Brian's Waste of Time

Wed, 21 Jul 2004

Why JDO?

Figured I'd take a moment and think out loud about how I want to apporach writing JDO tools for OJB, and why. Right now if you are writing a long-lifespan application you take two routes: use Entity Beans, or use a home-rolled DAO layer as a mediator between you and the persistence solution. Go look at Spring for an elegant example of this. Queries in both cases are very limited -- you have named queries. That's it. Projections are very limited, you have named queries, that's it, so whatever projection you define coming back from the query.

All of the major o/r mapping tools can do better than this, but, frankly, no one trusts that o/r mapping, or a particular tool, will be the way to access data in the future. Okay, some people do, but the smart ones don't. Things change too fast. Once upon a time hierarchical databases were the obvious way to access data, what could get better? Anyway.

The ubiquitous DAO layer is the same technique as has been used since sometime in the 80's when you externalized you SQL and called named queries. It works, is well understood, and is very limiting. You have to play to the lowest common denominator.

What JDO promises is to standardize the DAO layer and provide real dynamic query access through it. The idea is simply that you can write against the JDO client API's right now, and fifteen years from now, when data is stored in positronic anti-cloud information dumpsters they will still support JDO. Using JDO directly, then, will feel like dealing with SQL C api's right now, but it will still work.

OJB, Hibernate, Cayenne, iBatis, Spring, etc, won't. SQL adaptors will probably continue to exist, but then you are limited to the DAO type thing you do now. Right now, JDO promises to let you swap out any of said tools and still run your code, so if OJB doesn't perform the way you want for your queries, you can drop in iBatis, etc.

JDO doesn't provide this right now. JDO is not a real standard because in its initial incarnation it was incredibly awkward to provide an exposed JDO interface. JDO 2.0 is trying to change that, and the approach I am trying to take to OJB's JDO 2.0 tools is designed to help even more.

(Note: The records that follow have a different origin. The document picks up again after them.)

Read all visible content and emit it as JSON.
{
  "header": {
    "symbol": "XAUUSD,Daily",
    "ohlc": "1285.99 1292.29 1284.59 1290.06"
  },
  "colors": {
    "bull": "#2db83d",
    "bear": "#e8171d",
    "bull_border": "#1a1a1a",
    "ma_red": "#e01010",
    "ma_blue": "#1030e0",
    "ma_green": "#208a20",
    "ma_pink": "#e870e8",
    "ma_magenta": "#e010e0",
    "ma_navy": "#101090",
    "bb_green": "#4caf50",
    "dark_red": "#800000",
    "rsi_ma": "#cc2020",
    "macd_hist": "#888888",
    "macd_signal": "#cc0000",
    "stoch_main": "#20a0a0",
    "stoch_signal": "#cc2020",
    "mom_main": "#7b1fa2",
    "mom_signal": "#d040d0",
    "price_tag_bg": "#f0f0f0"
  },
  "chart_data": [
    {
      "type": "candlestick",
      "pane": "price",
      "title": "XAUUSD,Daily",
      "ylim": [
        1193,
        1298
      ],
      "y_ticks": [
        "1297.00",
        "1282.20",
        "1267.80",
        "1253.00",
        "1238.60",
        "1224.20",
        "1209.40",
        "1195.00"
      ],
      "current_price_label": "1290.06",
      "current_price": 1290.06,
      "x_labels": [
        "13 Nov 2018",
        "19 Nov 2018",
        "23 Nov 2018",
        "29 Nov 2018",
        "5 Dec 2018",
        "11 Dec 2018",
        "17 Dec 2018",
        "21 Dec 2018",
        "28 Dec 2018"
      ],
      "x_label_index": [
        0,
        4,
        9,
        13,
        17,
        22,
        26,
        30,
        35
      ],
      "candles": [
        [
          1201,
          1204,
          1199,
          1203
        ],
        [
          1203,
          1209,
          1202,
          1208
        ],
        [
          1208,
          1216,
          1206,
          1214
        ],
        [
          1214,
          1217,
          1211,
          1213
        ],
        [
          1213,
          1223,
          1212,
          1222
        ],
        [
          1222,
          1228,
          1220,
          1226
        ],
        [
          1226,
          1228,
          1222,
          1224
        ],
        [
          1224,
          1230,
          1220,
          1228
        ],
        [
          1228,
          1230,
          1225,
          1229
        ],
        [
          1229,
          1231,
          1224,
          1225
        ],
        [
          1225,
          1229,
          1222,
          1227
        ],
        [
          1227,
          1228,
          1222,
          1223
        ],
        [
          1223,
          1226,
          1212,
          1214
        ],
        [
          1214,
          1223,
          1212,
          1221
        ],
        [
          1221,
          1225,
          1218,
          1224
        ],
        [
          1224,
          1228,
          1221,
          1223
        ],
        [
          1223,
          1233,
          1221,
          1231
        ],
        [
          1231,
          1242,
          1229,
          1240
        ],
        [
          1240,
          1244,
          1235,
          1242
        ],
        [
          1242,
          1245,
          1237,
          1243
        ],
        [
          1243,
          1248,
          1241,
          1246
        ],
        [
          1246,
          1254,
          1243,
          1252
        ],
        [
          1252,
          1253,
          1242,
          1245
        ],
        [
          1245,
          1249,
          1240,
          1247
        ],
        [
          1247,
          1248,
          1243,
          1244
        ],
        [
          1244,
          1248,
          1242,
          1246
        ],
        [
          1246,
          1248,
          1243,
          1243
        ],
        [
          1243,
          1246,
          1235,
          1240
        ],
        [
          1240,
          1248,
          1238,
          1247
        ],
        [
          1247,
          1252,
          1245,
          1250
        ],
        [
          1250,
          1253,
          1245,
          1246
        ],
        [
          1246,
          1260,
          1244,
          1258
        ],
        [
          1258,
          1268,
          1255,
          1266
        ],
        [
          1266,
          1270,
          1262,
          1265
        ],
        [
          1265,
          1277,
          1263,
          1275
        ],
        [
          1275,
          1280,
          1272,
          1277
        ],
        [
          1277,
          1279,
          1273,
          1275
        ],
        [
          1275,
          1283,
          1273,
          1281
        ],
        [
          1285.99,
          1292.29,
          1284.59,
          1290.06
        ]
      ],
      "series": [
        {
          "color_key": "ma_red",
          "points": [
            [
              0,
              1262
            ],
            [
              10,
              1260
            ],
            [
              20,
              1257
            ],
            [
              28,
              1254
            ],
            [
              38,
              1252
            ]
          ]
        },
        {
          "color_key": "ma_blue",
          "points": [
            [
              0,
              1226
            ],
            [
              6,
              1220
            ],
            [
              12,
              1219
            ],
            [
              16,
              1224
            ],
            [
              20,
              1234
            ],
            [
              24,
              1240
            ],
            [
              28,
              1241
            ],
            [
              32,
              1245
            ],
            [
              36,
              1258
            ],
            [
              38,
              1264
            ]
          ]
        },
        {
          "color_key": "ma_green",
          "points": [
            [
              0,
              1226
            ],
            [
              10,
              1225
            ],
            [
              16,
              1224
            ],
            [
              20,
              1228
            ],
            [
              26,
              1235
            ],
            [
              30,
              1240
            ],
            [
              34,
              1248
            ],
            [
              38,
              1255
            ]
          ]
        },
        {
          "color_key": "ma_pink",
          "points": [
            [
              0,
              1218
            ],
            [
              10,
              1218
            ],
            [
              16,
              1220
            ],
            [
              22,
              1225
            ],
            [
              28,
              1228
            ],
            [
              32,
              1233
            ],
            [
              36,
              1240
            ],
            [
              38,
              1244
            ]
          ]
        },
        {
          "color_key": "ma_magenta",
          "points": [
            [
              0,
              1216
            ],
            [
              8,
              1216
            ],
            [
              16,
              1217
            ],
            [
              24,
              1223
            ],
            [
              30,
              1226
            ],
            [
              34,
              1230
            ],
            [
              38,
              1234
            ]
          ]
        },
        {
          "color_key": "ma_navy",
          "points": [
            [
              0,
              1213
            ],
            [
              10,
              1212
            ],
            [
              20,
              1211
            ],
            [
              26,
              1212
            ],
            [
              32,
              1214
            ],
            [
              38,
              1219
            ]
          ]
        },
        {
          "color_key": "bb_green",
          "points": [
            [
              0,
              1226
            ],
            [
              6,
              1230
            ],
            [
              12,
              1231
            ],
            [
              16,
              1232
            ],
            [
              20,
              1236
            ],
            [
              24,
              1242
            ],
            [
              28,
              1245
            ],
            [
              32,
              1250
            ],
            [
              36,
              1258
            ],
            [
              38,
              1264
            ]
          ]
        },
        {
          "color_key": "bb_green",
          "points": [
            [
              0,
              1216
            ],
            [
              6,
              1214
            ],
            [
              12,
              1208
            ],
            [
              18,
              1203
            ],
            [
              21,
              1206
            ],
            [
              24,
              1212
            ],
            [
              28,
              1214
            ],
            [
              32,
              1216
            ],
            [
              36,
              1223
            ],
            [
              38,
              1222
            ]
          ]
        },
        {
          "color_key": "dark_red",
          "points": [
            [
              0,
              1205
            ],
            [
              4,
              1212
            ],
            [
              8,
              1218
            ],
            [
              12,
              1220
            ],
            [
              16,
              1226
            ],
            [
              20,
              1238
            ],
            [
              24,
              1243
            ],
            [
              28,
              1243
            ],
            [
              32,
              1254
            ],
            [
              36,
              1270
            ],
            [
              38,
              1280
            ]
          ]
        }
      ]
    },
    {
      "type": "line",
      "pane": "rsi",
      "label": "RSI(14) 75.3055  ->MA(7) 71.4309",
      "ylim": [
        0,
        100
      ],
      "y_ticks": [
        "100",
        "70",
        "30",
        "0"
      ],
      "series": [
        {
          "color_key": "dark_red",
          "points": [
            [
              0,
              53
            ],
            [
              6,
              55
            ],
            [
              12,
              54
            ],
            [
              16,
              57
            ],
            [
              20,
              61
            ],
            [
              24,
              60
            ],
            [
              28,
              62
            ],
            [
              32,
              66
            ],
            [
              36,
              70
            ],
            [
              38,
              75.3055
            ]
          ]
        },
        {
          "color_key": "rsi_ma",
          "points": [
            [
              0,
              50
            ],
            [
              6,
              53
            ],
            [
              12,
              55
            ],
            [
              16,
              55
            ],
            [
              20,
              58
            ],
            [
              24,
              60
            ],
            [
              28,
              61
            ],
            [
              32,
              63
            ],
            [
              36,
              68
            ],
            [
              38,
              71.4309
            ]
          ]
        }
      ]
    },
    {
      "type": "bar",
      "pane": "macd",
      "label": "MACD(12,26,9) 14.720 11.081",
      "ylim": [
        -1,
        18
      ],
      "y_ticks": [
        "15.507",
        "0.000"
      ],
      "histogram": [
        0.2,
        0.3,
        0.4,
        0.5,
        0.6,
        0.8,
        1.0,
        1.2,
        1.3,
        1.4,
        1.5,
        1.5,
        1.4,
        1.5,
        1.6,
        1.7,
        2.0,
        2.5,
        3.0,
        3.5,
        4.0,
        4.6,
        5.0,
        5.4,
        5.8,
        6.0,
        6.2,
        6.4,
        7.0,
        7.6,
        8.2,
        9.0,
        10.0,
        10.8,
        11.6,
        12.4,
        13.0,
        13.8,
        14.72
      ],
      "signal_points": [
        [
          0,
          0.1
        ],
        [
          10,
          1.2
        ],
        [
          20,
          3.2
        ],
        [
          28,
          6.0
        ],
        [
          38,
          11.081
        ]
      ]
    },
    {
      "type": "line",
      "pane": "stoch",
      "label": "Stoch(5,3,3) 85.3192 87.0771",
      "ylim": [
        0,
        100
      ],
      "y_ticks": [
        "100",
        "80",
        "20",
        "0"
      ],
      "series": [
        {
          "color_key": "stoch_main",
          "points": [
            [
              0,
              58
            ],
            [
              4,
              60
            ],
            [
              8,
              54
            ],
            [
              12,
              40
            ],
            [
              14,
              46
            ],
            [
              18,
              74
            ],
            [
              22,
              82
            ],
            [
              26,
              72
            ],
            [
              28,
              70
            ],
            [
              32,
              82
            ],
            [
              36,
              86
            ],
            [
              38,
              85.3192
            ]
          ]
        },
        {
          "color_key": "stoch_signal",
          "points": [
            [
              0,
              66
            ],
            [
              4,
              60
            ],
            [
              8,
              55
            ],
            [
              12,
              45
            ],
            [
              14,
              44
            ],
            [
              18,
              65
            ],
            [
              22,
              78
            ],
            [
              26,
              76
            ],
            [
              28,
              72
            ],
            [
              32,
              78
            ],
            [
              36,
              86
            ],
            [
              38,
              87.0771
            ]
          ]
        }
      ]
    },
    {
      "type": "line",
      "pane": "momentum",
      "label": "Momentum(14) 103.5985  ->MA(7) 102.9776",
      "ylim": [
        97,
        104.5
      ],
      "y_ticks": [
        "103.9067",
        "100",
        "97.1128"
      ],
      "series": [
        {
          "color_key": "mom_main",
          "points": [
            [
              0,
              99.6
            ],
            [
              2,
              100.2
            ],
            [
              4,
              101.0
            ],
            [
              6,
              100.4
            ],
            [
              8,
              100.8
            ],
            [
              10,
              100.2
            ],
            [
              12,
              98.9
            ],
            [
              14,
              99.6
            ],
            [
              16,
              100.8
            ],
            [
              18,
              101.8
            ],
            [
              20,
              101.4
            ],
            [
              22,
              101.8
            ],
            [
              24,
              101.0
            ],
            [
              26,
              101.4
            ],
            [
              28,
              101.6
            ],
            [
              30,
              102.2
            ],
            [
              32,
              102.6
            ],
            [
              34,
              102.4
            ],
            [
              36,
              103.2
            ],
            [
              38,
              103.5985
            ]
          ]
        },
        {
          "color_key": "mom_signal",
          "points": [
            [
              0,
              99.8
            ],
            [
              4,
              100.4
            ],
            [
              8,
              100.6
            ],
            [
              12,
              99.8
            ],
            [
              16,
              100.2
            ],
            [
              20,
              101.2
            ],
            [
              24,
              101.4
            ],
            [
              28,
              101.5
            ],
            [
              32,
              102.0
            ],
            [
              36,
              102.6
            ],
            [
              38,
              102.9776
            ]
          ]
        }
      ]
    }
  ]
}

The JDO 1.0.1 RI is a great example of what to do. It very nicely provides a tool designed to make mapping other stores to the JDORI almost trivial. Its license made this irrelevent. The idea was right though. So, lets take the idea and run with it. If we make it incredibly easy to put a JDO interface on *anything* the promise starts to be realized. If we build it with two clients in mind -- the programmer using JDO, and the data store developer writing a backend, this can be done. Obviously, I hope people will want to use the OJB backend, but that doesn't fit all circumstances.

So, to do this I plugged together a totally datastore independent object-space transaction management library last night. It is young yet, but its only dependency is jdk1.4, and it provides full object space state querying, graph traversal, and collection/property rollback capabilities. It provides no callback hooks for persistence, yet, but those are coming. This starts to provide, and hopefully will fully provide, the state tracking, and state management hooks needed by backend stores.

The next fun part is the JDOQL interpreter. Thomas Dudziak is working on a clean AST compiler for JDOQL. Any datastore provider will need to be able to implement a visitor which can compile down to native queries. This will probably be the most inconvenient, but providing the JDOQL AST is probably as convenient as we can help make it.

The promise of JDO is only realized if it does become as ubiquitous as SQL for object querying. The only other thing trying to do this is EJB Entity Beans -- but they have their own headaches (which EJB 3 is trying to fix, and if they could only seperate the persistence parts from the rest of it, would be relevent). It will only be ubiquitous if it is cheap and easy to provide to the interface, and the interface solves the problems people have.